When Arcade Fire first appeared on the scene almost 15 years ago, they came toting accordions and hurdy-gurdys – today, they come with keytars. They’ve always experimented with instrumentation, sure, but it’s a sign of just how far these Montreal misfits have come in just five albums.
2013’s Reflektor hinted at a more danceable, funkier Arcade Fire sound. Their fifth album Everything Now, however, streamlines those influences, cuts down the runtimes from the band’s last two albums, and makes the groups’ music snappier and fully arena-ready.

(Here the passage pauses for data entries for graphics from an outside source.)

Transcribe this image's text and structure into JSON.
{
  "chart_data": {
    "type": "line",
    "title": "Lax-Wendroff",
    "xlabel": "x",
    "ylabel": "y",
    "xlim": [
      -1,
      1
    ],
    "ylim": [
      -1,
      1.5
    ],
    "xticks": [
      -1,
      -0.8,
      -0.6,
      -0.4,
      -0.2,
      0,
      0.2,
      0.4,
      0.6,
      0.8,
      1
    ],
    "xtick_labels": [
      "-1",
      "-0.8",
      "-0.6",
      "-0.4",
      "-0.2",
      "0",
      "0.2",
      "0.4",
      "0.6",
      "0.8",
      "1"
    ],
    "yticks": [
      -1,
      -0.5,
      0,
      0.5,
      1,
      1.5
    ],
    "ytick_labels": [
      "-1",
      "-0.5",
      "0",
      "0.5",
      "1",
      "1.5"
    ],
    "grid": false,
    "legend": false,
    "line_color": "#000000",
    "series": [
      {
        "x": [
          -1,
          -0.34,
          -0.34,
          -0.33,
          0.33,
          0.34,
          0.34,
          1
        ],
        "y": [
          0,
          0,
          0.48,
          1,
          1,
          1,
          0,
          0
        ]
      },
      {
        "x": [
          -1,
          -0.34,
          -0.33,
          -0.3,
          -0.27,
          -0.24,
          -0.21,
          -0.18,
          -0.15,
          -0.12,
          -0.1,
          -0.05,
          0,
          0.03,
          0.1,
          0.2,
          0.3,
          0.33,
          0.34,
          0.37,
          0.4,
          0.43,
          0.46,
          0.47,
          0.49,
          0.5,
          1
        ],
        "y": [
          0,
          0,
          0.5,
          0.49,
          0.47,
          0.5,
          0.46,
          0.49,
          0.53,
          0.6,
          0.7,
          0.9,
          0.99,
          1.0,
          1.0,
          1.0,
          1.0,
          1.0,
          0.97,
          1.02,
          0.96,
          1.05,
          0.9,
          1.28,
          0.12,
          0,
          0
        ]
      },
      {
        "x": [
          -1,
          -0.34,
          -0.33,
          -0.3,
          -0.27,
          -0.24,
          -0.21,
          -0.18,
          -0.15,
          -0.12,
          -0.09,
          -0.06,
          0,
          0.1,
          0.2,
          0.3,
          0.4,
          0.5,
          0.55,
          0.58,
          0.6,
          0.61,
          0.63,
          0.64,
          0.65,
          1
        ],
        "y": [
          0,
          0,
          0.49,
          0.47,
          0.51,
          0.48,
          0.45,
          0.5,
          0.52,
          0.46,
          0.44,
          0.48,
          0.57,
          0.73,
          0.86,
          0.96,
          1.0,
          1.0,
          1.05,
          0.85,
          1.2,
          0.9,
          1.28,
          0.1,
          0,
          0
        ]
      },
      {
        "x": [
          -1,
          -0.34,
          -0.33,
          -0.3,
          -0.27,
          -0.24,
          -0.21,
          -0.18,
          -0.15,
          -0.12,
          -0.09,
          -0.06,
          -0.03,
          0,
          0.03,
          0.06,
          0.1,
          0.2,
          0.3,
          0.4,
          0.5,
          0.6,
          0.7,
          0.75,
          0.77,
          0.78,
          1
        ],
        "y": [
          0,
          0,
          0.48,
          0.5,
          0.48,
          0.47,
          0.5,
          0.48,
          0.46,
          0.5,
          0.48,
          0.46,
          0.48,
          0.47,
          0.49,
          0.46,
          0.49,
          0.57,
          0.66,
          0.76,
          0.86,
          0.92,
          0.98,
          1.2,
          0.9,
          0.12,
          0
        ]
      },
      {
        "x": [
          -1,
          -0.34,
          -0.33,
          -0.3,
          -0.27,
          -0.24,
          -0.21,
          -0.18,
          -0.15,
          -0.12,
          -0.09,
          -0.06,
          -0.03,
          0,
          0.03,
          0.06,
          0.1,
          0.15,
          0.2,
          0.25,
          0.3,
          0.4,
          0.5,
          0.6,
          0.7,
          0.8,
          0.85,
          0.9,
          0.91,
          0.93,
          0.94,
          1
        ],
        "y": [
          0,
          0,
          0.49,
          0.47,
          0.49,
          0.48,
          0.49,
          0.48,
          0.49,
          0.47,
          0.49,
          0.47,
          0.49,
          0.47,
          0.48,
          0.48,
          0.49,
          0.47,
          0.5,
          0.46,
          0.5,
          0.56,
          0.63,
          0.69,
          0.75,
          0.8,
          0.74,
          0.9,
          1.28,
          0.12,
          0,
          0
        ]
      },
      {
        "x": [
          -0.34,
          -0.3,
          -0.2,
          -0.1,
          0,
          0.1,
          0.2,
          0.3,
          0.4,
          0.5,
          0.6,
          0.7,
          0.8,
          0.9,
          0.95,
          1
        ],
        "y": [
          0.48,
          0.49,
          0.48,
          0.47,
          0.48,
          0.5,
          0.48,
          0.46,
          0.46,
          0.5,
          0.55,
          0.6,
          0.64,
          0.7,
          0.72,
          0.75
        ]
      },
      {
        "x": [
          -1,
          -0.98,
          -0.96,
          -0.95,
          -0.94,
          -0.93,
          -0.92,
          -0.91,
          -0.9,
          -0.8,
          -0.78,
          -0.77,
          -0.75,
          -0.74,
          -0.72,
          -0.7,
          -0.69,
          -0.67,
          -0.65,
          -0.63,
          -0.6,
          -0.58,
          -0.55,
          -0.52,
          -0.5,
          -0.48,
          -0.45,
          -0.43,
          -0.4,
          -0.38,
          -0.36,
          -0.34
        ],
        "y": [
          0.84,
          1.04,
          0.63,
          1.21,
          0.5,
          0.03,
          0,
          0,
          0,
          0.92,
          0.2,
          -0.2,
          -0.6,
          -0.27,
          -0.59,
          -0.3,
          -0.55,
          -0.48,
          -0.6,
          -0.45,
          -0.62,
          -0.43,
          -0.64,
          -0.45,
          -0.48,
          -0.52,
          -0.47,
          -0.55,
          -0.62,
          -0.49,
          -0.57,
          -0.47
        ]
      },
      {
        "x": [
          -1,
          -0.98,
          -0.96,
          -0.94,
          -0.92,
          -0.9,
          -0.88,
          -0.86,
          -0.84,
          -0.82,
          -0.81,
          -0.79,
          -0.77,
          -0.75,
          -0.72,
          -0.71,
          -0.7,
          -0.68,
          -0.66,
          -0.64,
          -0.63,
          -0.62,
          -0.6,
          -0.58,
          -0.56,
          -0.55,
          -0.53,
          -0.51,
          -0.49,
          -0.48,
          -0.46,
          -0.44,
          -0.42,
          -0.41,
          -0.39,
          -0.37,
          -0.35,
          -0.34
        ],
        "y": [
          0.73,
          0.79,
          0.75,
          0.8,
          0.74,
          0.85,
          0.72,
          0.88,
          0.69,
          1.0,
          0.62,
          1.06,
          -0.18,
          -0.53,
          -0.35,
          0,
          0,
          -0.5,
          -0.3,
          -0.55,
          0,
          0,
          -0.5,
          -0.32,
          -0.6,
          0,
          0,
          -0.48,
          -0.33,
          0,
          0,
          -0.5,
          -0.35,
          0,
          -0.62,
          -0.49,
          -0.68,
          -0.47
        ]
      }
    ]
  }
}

Most of the time it works: the title track is a happier sibling of The Suburbs’ Sprawl II (Mountains Beyond Mountains), eerily reminiscent of Abba, while Signs Of Life channels the hip-hop-new-wave mash-up of Blondie’s Rapture, before strings and horns swamp the synths. Creature Comfort, a pulsing, electro-rock juggernaut co-produced by Daft Punk’s Thomas Bangalter, feels like the kind of darkly anthemic song that Depeche Mode did so well in the early ’90s.

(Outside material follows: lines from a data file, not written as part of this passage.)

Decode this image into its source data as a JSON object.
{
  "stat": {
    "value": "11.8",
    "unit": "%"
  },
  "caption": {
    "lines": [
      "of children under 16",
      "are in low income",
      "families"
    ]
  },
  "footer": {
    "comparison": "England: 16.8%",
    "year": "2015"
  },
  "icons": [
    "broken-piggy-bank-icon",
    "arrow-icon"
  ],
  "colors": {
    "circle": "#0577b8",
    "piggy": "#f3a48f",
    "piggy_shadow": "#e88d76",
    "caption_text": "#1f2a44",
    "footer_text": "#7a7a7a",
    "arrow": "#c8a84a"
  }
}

The track Infinite Content appears twice – once as frenzied garage-punk and again as chilled country-rock. When the the group’s experiments work, Everything Now is undeniably impressive. While Reflektor was influenced by Haitian rhythms, on Chemistry Arcade Fire successfully incorporate ska into their sound; the final song (aside from a reprise of the title track), meanwhile, We Don’t Deserve Love, is a synth ballad as mighty and melancholic as any of their previous peaks.
Ultimately, Everything Now might not quite match up to Funeral or The Suburbs, but it’s still an enthralling piece of work – simultaneously commercial and subversive.